E sul mondo della partita IVA, “la più grande finzione economica della nostra epoca”, dice:

“Il 99% degli architetti che praticano la professione sono a Partita Iva. Siamo un popolo di partite iva che in realtà lavorano a tempo pieno per capi che non pagano gli straordinari e pretendono turni di lavoro massacranti, weekend compresi, spesso non pagano i giorni di ferie, pretendono che non abbiamo lavori extra pur essendo noi, appunto, liberi professionisti, non ci mettono nelle condizioni di avere tutele o garanzie. Non abbiamo diritto a recuperare le ore extra o a prendere le ferie quando vogliamo, non abbiamo la possibilità di chiedere un mutuo in banca o il diritto al TFR, e possiamo essere licenziati dall’oggi al domani”.

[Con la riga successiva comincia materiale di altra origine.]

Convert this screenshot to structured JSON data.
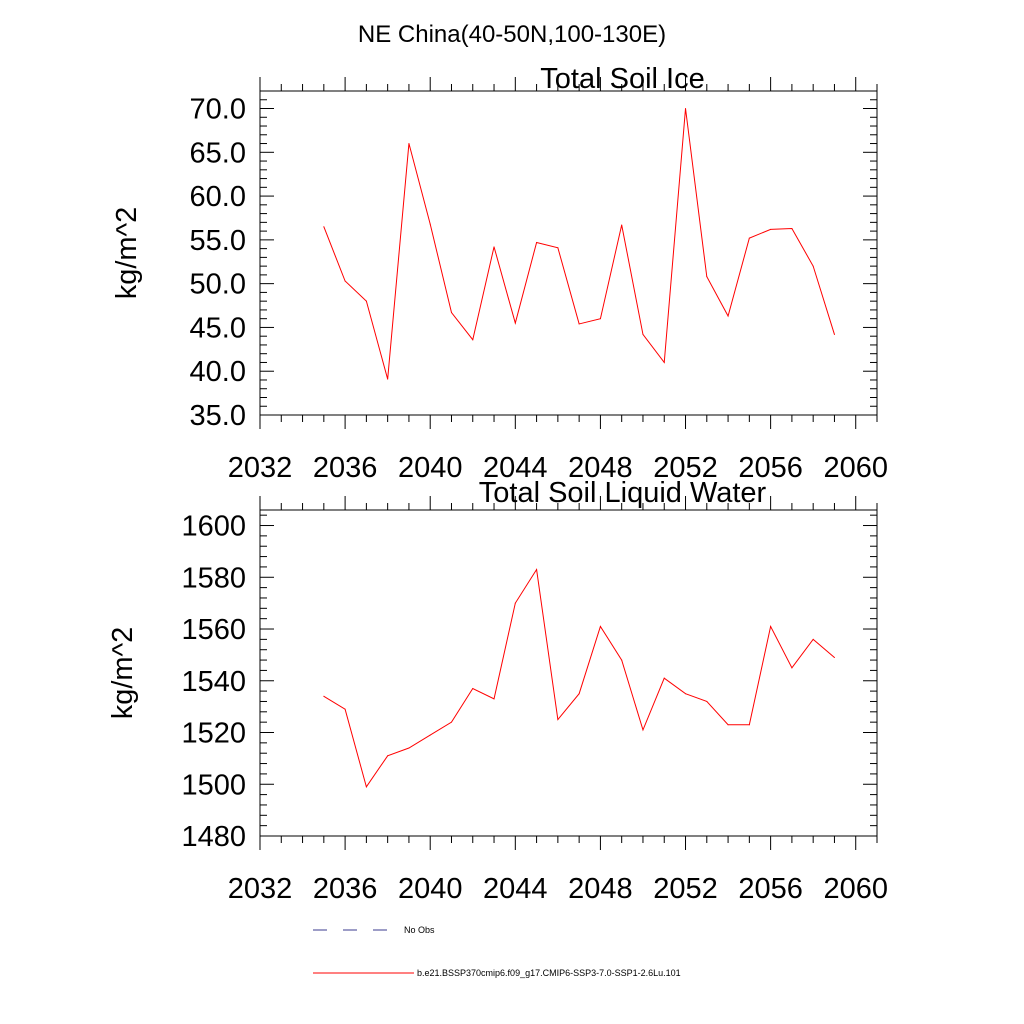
{
  "figure_title": "NE China(40-50N,100-130E)",
  "colors": {
    "series": "#ff0000",
    "obs": "#3b3b8f",
    "axis": "#000000"
  },
  "legend": {
    "placement": "bottom",
    "entries": [
      {
        "label": "No Obs",
        "style": "dashed",
        "color": "#3b3b8f"
      },
      {
        "label": "b.e21.BSSP370cmip6.f09_g17.CMIP6-SSP3-7.0-SSP1-2.6Lu.101",
        "style": "solid",
        "color": "#ff0000"
      }
    ]
  },
  "chart_data": [
    {
      "type": "line",
      "title": "Total Soil Ice",
      "xlabel": "",
      "ylabel": "kg/m^2",
      "xlim": [
        2032,
        2061
      ],
      "ylim": [
        35,
        72
      ],
      "xticks": [
        2032,
        2036,
        2040,
        2044,
        2048,
        2052,
        2056,
        2060
      ],
      "xtick_labels": [
        "2032",
        "2036",
        "2040",
        "2044",
        "2048",
        "2052",
        "2056",
        "2060"
      ],
      "yticks": [
        35,
        40,
        45,
        50,
        55,
        60,
        65,
        70
      ],
      "ytick_labels": [
        "35.0",
        "40.0",
        "45.0",
        "50.0",
        "55.0",
        "60.0",
        "65.0",
        "70.0"
      ],
      "grid": false,
      "x": [
        2035,
        2036,
        2037,
        2038,
        2039,
        2040,
        2041,
        2042,
        2043,
        2044,
        2045,
        2046,
        2047,
        2048,
        2049,
        2050,
        2051,
        2052,
        2053,
        2054,
        2055,
        2056,
        2057,
        2058,
        2059
      ],
      "series": [
        {
          "values": [
            56.5,
            50.3,
            48.0,
            39.1,
            66.0,
            56.8,
            46.7,
            43.6,
            54.2,
            45.5,
            54.7,
            54.1,
            45.4,
            46.0,
            56.7,
            44.2,
            41.0,
            70.0,
            50.8,
            46.3,
            55.2,
            56.2,
            56.3,
            52.0,
            44.2
          ]
        }
      ]
    },
    {
      "type": "line",
      "title": "Total Soil Liquid Water",
      "xlabel": "",
      "ylabel": "kg/m^2",
      "xlim": [
        2032,
        2061
      ],
      "ylim": [
        1480,
        1606
      ],
      "xticks": [
        2032,
        2036,
        2040,
        2044,
        2048,
        2052,
        2056,
        2060
      ],
      "xtick_labels": [
        "2032",
        "2036",
        "2040",
        "2044",
        "2048",
        "2052",
        "2056",
        "2060"
      ],
      "yticks": [
        1480,
        1500,
        1520,
        1540,
        1560,
        1580,
        1600
      ],
      "ytick_labels": [
        "1480",
        "1500",
        "1520",
        "1540",
        "1560",
        "1580",
        "1600"
      ],
      "grid": false,
      "x": [
        2035,
        2036,
        2037,
        2038,
        2039,
        2040,
        2041,
        2042,
        2043,
        2044,
        2045,
        2046,
        2047,
        2048,
        2049,
        2050,
        2051,
        2052,
        2053,
        2054,
        2055,
        2056,
        2057,
        2058,
        2059
      ],
      "series": [
        {
          "values": [
            1534,
            1529,
            1499,
            1511,
            1514,
            1519,
            1524,
            1537,
            1533,
            1570,
            1583,
            1525,
            1535,
            1561,
            1548,
            1521,
            1541,
            1535,
            1532,
            1523,
            1523,
            1561,
            1545,
            1556,
            1549
          ]
        }
      ]
    }
  ]
}
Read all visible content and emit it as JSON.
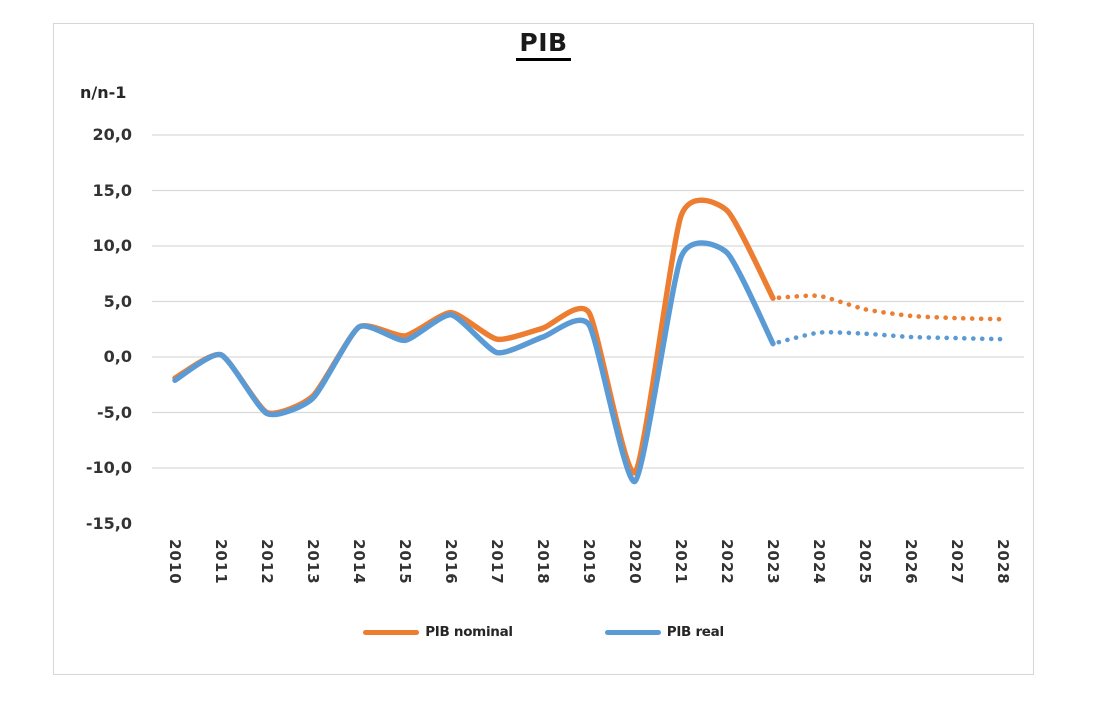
{
  "figure": {
    "title": "PIB",
    "y_axis_label": "n/n-1"
  },
  "legend": [
    {
      "label": "PIB nominal",
      "color": "#ED7D31"
    },
    {
      "label": "PIB real",
      "color": "#5B9BD5"
    }
  ],
  "chart_data": {
    "type": "line",
    "title": "PIB",
    "xlabel": "",
    "ylabel": "n/n-1",
    "ylim": [
      -15,
      20
    ],
    "grid": true,
    "legend_position": "bottom",
    "line_style_note": "solid through 2023, dotted forecast 2023-2028",
    "forecast_start_index": 13,
    "categories": [
      "2010",
      "2011",
      "2012",
      "2013",
      "2014",
      "2015",
      "2016",
      "2017",
      "2018",
      "2019",
      "2020",
      "2021",
      "2022",
      "2023",
      "2024",
      "2025",
      "2026",
      "2027",
      "2028"
    ],
    "y_ticks": [
      {
        "value": 20,
        "label": "20,0",
        "gridline": true
      },
      {
        "value": 15,
        "label": "15,0",
        "gridline": true
      },
      {
        "value": 10,
        "label": "10,0",
        "gridline": true
      },
      {
        "value": 5,
        "label": "5,0",
        "gridline": true
      },
      {
        "value": 0,
        "label": "0,0",
        "gridline": true
      },
      {
        "value": -5,
        "label": "-5,0",
        "gridline": true
      },
      {
        "value": -10,
        "label": "-10,0",
        "gridline": true
      },
      {
        "value": -15,
        "label": "-15,0",
        "gridline": false
      }
    ],
    "series": [
      {
        "name": "PIB nominal",
        "color": "#ED7D31",
        "values": [
          -1.9,
          0.2,
          -5.0,
          -3.5,
          2.7,
          1.9,
          4.0,
          1.6,
          2.6,
          4.0,
          -10.4,
          12.7,
          13.2,
          5.3,
          5.5,
          4.3,
          3.7,
          3.5,
          3.4
        ]
      },
      {
        "name": "PIB real",
        "color": "#5B9BD5",
        "values": [
          -2.1,
          0.2,
          -5.1,
          -3.7,
          2.7,
          1.5,
          3.8,
          0.4,
          1.8,
          2.9,
          -11.2,
          9.0,
          9.4,
          1.2,
          2.2,
          2.1,
          1.8,
          1.7,
          1.6
        ]
      }
    ]
  }
}
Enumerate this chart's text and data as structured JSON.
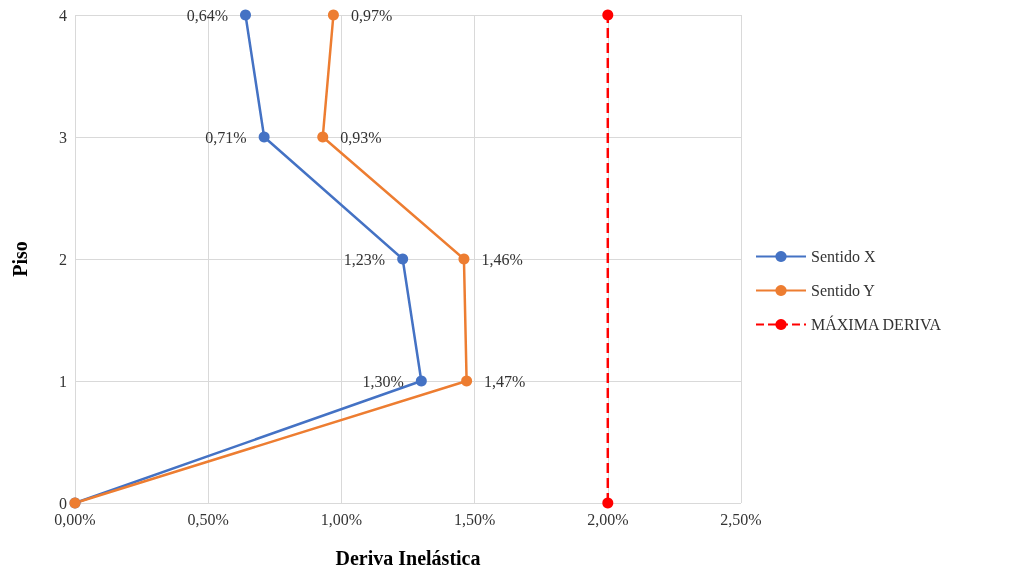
{
  "chart_data": {
    "type": "line",
    "orientation": "horizontal",
    "xlabel": "Deriva Inelástica",
    "ylabel": "Piso",
    "xlim": [
      0,
      2.5
    ],
    "xticks": [
      {
        "value": 0,
        "label": "0,00%"
      },
      {
        "value": 0.5,
        "label": "0,50%"
      },
      {
        "value": 1,
        "label": "1,00%"
      },
      {
        "value": 1.5,
        "label": "1,50%"
      },
      {
        "value": 2,
        "label": "2,00%"
      },
      {
        "value": 2.5,
        "label": "2,50%"
      }
    ],
    "ylim": [
      0,
      4
    ],
    "yticks": [
      0,
      1,
      2,
      3,
      4
    ],
    "grid": true,
    "legend": "right",
    "marker": "circle",
    "series": [
      {
        "name": "Sentido X",
        "color": "#4472c4",
        "x": [
          0,
          1,
          2,
          3,
          4
        ],
        "values": [
          0,
          1.3,
          1.23,
          0.71,
          0.64
        ],
        "value_labels": [
          null,
          "1,30%",
          "1,23%",
          "0,71%",
          "0,64%"
        ]
      },
      {
        "name": "Sentido Y",
        "color": "#ed7d31",
        "x": [
          0,
          1,
          2,
          3,
          4
        ],
        "values": [
          0,
          1.47,
          1.46,
          0.93,
          0.97
        ],
        "value_labels": [
          null,
          "1,47%",
          "1,46%",
          "0,93%",
          "0,97%"
        ]
      },
      {
        "name": "MÁXIMA DERIVA",
        "color": "#ff0000",
        "x": [
          0,
          4
        ],
        "values": [
          2,
          2
        ],
        "line_style": "dashed"
      }
    ]
  }
}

Un vuoto legislativo che oggi legittima datori di lavoro, magari archistar di fama internazionale, magari studi di architettura tra i 50 che più fatturano in Italia, magari studi legali vista Madonnina del Duomo, a chiedere di decurtare 600 euro, per loro quattro spicci, per qualcuno un aiuto enorme. E fa riflettere che le parole più pacate, più puntuali raccolte provengano proprio da uno di questi giovani professionisti attratti dalla Milano della moda, del design, dell’editoria, dell’architettura, e delle false partite IVA:

“Ritengo questo sistema fraudolento, eticamente deplorevole e soprattutto lesivo di chi di quei soldi ne ha bisogno veramente. Io personalmente avrei stretto la cinghia, sopportato il momento difficile e non avrei sottratto soldi alla nostra cassa, soldi che servono a finanziare i nostri infortuni, le nostre pensioni, le nostre mamme, i nostri figli, i nostri momenti più bui. Non rendiamoci partecipi di un’altra menzogna. Già siamo finte partite iva (senza i diritti dei dipendenti, senza i privilegi dei liberi professionisti, ma solo con le sfortune e i doveri di entrambi e senza i diritti di nessuno dei due casi). Io non voglio essere obbligato a “RUBARE” 600 euro alla nostra cassa. Chi alimenta questo sistema fraudolento credo che dovrebbe avere delle sanzioni severe dall’Ordine. A cosa serve altrimenti l’esistenza dell’Ordine?”.

Zero diritti, poca autostima, ma ancora tanta etica morale di fronte alla quale la ‘Milano che non si ferma’ dovrebbe fermarsi o quantomeno cedere il passo. Del resto, com’era quel vecchio detto, ormai caduto nel dimenticatoio? Largo ai giovani.